Produced by Roger Moutenot (Yo La Tengo, Sleater Kinney, Elvis Costello), Asleep at Heaven's Gate is such a consistent album that a listener may have trouble picking out their favorite song. Beginning with the piano-driven "Harmonium," Heaven's Gate unfolds melodies and choruses that will etch themselves onto your brain; fortunately not in the commercial-jingle-kind-of-way. Repeated listens will inspire much swaying and singing along.

All of the familiar Rogue Wave elements are here in Asleep at Heaven's Gate: the somber acoustic introspection of "Christians in Black" and "Missed" for example. But Rogue Wave also manages to cram variety galore into this album. Subtle flourishes like samples and studio effects on "Like I Needed," steel drums in "Chicago X 12," and chimes on "Lullaby" add just the right touch without making the production seem meddlesome.
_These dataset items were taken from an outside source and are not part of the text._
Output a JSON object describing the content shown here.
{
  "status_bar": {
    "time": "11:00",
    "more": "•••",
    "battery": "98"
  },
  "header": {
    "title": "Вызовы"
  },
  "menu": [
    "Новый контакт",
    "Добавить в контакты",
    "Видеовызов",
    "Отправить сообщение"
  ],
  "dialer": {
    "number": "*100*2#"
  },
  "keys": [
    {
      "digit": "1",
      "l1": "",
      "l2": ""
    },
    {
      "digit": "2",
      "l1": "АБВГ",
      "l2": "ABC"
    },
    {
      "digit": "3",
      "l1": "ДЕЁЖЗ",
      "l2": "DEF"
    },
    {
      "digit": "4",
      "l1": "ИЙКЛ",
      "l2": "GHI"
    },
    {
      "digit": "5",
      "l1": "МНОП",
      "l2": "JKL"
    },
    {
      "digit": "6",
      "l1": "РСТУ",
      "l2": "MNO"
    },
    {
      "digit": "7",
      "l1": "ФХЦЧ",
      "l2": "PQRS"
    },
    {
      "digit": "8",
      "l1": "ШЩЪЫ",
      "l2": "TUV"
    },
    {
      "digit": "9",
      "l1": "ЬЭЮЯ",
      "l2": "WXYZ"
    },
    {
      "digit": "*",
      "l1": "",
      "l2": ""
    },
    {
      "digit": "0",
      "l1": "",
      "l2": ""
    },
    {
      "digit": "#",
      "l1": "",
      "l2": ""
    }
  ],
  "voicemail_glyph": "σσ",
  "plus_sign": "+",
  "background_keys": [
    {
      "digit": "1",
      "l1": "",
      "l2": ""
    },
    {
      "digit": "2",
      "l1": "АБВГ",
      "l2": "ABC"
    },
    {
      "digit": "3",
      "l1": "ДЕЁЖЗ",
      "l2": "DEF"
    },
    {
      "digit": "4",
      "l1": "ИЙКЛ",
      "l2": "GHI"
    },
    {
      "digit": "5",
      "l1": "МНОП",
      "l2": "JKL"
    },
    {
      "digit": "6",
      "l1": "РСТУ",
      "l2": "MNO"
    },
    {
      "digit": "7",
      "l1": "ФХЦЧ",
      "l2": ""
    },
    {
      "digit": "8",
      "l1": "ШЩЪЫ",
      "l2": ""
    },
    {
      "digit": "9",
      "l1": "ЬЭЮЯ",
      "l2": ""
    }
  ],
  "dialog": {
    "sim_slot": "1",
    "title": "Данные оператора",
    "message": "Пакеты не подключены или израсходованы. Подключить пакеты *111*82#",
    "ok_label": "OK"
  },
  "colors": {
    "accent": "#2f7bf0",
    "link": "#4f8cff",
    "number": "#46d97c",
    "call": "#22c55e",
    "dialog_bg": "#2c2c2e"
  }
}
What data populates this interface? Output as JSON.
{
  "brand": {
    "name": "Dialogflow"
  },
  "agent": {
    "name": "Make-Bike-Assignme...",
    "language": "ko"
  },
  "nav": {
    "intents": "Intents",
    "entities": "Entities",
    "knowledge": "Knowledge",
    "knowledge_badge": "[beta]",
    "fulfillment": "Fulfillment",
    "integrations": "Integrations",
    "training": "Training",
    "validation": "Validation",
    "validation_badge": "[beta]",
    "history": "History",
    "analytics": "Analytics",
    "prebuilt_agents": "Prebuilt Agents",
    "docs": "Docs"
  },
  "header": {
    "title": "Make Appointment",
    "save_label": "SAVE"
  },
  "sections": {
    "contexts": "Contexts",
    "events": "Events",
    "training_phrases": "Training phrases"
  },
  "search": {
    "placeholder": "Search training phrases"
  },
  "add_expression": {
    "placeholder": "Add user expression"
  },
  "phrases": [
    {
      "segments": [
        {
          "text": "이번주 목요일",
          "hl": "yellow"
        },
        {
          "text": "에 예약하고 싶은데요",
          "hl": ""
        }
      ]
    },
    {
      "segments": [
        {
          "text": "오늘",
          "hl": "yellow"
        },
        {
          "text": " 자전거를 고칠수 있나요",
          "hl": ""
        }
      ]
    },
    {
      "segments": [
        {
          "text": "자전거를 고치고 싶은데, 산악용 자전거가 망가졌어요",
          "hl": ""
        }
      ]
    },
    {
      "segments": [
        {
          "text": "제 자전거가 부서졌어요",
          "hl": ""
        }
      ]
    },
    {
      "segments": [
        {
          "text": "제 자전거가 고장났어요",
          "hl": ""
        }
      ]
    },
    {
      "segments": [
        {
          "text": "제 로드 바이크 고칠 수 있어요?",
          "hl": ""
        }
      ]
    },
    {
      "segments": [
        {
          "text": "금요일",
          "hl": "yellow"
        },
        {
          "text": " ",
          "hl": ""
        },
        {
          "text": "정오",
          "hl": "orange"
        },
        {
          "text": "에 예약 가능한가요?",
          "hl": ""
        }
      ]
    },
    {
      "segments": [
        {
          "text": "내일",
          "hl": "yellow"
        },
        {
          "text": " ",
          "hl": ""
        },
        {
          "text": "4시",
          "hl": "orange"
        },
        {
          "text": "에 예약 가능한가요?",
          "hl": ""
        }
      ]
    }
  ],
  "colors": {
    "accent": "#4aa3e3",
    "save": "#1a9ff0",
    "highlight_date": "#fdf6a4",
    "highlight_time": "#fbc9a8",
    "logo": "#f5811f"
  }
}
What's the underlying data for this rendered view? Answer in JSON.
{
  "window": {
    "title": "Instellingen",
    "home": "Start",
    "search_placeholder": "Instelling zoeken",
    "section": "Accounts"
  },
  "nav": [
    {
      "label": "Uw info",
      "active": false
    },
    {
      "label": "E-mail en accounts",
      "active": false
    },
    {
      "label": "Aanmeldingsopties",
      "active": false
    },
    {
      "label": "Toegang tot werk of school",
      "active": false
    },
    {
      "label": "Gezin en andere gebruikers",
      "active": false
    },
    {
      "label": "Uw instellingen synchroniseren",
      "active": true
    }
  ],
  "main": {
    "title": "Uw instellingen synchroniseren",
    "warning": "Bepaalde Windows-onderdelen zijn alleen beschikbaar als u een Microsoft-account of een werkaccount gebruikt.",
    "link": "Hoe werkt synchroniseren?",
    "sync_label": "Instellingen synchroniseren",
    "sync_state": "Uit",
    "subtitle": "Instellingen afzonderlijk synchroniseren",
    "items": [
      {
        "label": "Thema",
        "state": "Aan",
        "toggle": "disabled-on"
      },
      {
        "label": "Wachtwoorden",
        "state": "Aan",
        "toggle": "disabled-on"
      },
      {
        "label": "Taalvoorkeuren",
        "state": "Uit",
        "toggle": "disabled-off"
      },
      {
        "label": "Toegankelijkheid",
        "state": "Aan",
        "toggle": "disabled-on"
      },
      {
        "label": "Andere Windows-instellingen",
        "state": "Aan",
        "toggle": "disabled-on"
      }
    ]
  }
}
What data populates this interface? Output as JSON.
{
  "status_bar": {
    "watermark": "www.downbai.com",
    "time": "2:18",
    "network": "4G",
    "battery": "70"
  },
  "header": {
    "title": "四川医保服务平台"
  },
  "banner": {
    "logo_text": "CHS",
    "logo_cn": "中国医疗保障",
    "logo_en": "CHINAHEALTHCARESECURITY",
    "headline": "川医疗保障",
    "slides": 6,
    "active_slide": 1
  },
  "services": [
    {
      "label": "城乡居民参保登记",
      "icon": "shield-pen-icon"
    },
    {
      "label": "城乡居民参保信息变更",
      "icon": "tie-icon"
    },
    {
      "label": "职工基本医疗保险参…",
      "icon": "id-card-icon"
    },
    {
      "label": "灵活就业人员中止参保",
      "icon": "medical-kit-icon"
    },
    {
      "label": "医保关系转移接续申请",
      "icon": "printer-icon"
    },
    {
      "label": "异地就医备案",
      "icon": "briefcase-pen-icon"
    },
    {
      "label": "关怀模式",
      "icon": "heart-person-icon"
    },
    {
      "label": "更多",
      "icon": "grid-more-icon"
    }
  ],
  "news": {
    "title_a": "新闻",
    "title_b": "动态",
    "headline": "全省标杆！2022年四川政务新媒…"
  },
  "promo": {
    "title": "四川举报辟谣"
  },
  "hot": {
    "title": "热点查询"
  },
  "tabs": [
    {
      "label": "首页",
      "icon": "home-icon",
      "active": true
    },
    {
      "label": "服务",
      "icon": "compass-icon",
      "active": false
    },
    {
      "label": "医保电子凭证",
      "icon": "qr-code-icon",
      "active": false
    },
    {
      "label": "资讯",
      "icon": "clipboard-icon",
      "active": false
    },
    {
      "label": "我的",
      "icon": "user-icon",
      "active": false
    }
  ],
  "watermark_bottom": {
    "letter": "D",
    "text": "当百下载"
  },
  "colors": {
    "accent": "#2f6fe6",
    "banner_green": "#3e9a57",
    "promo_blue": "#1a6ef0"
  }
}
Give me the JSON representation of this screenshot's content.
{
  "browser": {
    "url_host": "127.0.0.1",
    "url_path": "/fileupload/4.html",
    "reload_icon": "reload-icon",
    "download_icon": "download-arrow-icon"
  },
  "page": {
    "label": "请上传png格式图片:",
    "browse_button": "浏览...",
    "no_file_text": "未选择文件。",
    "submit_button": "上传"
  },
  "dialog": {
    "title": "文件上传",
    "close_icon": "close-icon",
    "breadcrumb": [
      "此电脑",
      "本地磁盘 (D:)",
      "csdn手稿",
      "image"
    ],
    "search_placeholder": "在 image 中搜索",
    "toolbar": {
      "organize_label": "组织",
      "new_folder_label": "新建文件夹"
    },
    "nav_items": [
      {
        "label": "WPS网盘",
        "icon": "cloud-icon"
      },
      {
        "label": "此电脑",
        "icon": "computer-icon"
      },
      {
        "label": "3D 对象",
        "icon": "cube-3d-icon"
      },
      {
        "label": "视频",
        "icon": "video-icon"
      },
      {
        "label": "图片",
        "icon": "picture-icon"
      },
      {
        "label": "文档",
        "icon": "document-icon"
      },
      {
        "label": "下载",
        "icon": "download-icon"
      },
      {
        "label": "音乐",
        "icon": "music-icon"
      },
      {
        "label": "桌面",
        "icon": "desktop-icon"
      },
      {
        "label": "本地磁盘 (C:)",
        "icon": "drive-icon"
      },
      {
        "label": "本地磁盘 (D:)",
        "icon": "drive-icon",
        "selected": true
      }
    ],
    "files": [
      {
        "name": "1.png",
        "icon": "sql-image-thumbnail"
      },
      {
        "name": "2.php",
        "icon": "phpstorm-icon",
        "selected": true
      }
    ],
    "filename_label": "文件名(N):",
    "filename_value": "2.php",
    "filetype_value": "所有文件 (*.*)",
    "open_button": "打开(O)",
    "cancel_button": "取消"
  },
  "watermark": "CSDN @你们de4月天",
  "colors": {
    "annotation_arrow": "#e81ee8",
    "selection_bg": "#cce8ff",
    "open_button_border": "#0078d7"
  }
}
There is a lot of emotion within Asleep at Heaven's Gate, as evidenced by the surprising but short jam at the end of the combustive "Phonytown." The album culminates with its most emotionally charged track, "Cheaper Than Therapy." Beginning with a slow, dirge-like, organ-driven passage, the song quickly evolves into a somber piano-driven gem – a fitting end to an altogether impressive album.

From track to track, the uncompromising Asleep at Heaven's Gate is like a pleasant Sunday afternoon – cautiously optimistic, but not without moments of sunny inspiration. This album certainly puts Rogue Wave's importance to indie pop in perspective and makes the case for Rogue Wave's potential as a band with longevity. I highly recommend it.